Health care solution could eliminate insurers
Michael Mayo’s column “After Obamacare Ruling, Dissent from Past Supporter,” illustrates the deficiencies in the Affordable Care Act.
His last sentence, however, points to the solution — if we simply create a Medicare-for-all plan, it could replace the more than 1,300 insurance companies (with their profitdriven motives to deny care while increasing premiums and their $400 billion in overhead costs) with a single, national health-insurance plan administered by Medicare and offering expanded coverage and benefits. And it would be a better alternative to the Affordable Care Act.
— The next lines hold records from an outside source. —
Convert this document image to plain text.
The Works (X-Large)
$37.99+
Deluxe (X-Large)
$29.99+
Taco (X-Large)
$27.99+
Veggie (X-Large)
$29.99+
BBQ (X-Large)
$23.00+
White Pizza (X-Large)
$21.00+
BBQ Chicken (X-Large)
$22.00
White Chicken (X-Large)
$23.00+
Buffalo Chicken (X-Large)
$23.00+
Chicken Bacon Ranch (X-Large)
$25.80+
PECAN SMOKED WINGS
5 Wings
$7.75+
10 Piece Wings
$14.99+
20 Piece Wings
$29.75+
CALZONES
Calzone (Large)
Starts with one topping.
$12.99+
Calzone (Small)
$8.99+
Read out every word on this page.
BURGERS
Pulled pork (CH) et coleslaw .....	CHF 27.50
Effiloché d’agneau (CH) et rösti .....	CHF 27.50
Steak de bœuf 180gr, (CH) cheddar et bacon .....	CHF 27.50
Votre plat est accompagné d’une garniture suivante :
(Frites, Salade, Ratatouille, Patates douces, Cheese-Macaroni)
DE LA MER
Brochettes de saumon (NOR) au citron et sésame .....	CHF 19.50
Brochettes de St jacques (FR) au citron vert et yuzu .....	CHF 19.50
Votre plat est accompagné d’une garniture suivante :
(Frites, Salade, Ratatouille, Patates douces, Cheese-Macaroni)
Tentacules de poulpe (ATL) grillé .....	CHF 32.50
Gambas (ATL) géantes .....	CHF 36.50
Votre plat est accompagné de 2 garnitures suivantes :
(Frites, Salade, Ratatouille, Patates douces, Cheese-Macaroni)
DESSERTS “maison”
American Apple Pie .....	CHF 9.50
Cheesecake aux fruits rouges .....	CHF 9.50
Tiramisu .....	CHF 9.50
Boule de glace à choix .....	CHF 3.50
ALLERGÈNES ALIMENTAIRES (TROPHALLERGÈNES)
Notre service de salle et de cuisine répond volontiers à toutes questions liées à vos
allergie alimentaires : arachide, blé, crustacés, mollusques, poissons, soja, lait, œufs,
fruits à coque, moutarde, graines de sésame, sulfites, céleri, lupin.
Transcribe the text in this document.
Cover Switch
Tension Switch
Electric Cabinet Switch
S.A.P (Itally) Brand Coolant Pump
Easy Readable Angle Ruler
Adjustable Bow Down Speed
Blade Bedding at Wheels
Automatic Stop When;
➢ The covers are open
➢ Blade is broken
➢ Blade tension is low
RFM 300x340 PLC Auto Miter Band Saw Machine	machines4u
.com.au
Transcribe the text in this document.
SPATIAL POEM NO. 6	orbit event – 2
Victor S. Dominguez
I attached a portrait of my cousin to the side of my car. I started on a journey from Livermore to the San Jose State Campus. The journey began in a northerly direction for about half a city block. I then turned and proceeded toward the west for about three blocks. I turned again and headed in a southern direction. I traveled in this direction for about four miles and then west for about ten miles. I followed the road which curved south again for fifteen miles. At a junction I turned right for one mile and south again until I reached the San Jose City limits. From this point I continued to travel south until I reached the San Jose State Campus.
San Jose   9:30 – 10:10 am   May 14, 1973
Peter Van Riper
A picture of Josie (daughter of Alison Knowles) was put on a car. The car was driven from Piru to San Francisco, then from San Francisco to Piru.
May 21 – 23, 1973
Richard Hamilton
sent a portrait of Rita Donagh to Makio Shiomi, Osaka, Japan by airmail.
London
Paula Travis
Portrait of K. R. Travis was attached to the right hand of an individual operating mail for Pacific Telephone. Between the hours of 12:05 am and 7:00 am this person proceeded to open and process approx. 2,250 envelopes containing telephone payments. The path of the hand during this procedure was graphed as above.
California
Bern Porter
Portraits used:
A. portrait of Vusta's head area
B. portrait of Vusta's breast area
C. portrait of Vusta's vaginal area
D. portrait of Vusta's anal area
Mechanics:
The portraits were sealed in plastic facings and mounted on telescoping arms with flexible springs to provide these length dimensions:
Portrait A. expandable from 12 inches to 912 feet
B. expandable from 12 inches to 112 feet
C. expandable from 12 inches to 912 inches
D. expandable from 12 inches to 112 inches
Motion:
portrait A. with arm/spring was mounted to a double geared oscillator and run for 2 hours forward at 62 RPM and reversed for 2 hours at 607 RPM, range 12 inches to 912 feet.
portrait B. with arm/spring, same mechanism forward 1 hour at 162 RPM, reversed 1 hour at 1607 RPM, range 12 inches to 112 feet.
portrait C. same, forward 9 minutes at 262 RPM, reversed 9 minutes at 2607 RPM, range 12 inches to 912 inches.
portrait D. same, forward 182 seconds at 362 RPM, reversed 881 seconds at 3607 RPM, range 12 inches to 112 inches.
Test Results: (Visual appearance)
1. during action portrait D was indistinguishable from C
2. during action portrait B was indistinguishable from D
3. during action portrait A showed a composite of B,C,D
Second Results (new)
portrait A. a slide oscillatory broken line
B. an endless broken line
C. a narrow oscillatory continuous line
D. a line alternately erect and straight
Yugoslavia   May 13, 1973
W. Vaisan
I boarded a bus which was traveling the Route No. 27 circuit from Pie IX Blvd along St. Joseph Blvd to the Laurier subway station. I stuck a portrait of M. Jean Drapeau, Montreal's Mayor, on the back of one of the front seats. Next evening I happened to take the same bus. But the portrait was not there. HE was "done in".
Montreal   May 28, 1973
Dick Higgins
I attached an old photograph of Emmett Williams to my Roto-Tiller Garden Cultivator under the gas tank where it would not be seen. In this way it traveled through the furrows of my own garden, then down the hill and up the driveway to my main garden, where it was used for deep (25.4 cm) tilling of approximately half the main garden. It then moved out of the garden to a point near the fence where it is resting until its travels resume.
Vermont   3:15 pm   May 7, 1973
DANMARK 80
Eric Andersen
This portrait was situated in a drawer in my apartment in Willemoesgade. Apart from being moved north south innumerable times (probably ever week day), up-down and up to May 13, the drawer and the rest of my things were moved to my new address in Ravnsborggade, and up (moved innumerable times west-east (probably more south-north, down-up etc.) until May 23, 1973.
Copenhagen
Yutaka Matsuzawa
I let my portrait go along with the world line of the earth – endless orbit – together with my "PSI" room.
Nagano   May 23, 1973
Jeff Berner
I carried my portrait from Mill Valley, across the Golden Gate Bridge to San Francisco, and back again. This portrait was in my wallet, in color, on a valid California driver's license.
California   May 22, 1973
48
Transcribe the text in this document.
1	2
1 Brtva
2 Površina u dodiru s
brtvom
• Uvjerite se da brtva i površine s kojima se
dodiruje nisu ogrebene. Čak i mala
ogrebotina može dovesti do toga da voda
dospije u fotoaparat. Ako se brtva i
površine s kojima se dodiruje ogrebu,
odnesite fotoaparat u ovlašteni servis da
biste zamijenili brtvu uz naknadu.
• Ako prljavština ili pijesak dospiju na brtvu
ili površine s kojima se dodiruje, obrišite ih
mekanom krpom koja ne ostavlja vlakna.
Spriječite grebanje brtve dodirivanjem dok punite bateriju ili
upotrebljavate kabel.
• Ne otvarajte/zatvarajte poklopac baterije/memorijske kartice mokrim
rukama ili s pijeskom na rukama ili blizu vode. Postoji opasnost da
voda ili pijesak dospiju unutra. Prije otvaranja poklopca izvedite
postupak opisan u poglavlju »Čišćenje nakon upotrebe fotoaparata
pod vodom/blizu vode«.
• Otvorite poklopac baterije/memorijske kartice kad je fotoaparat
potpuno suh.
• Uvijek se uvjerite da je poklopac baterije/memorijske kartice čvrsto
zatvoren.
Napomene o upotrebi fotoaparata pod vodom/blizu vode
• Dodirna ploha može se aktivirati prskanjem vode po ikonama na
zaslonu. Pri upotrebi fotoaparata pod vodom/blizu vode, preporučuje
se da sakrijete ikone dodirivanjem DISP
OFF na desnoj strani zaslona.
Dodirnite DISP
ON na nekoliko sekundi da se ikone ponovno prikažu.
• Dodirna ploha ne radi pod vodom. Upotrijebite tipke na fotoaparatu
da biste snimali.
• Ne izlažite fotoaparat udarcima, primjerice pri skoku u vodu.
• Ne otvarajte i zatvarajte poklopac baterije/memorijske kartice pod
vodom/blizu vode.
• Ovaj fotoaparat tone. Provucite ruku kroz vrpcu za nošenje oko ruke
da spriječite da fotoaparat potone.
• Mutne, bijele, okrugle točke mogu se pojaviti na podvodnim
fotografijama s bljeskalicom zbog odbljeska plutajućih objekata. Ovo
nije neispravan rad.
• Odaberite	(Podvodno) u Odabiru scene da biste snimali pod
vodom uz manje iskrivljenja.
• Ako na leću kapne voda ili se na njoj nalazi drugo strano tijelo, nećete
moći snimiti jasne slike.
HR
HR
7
For all those who would characterize a single-payer Medicare-for-all program as socialistic, they are mistaken. Single-payer is not a socialist system. Under socialized medicine, hospitals are owned by the government, and doctors are salaried public employees. For example, the U.S. Veterans Affairs Department and U.S. Department of Defense have a socialized system, as do Great Britain and Cuba.
Under single-payer “Universal Medicare,” everyone would have free choice of doctors and hospitals, with no co-pays. The doctors and hospitals would simply send the bill to a single national insurance entity for payment, rather than to the 1,300 insurance companies.
True Medicare for all would mean the same coverage for everyone. In addition, Medicaid would no be longer needed. Hundreds of billions of dollars in administrative costs would be saved, which would cover the cost of insuring the now-uninsured.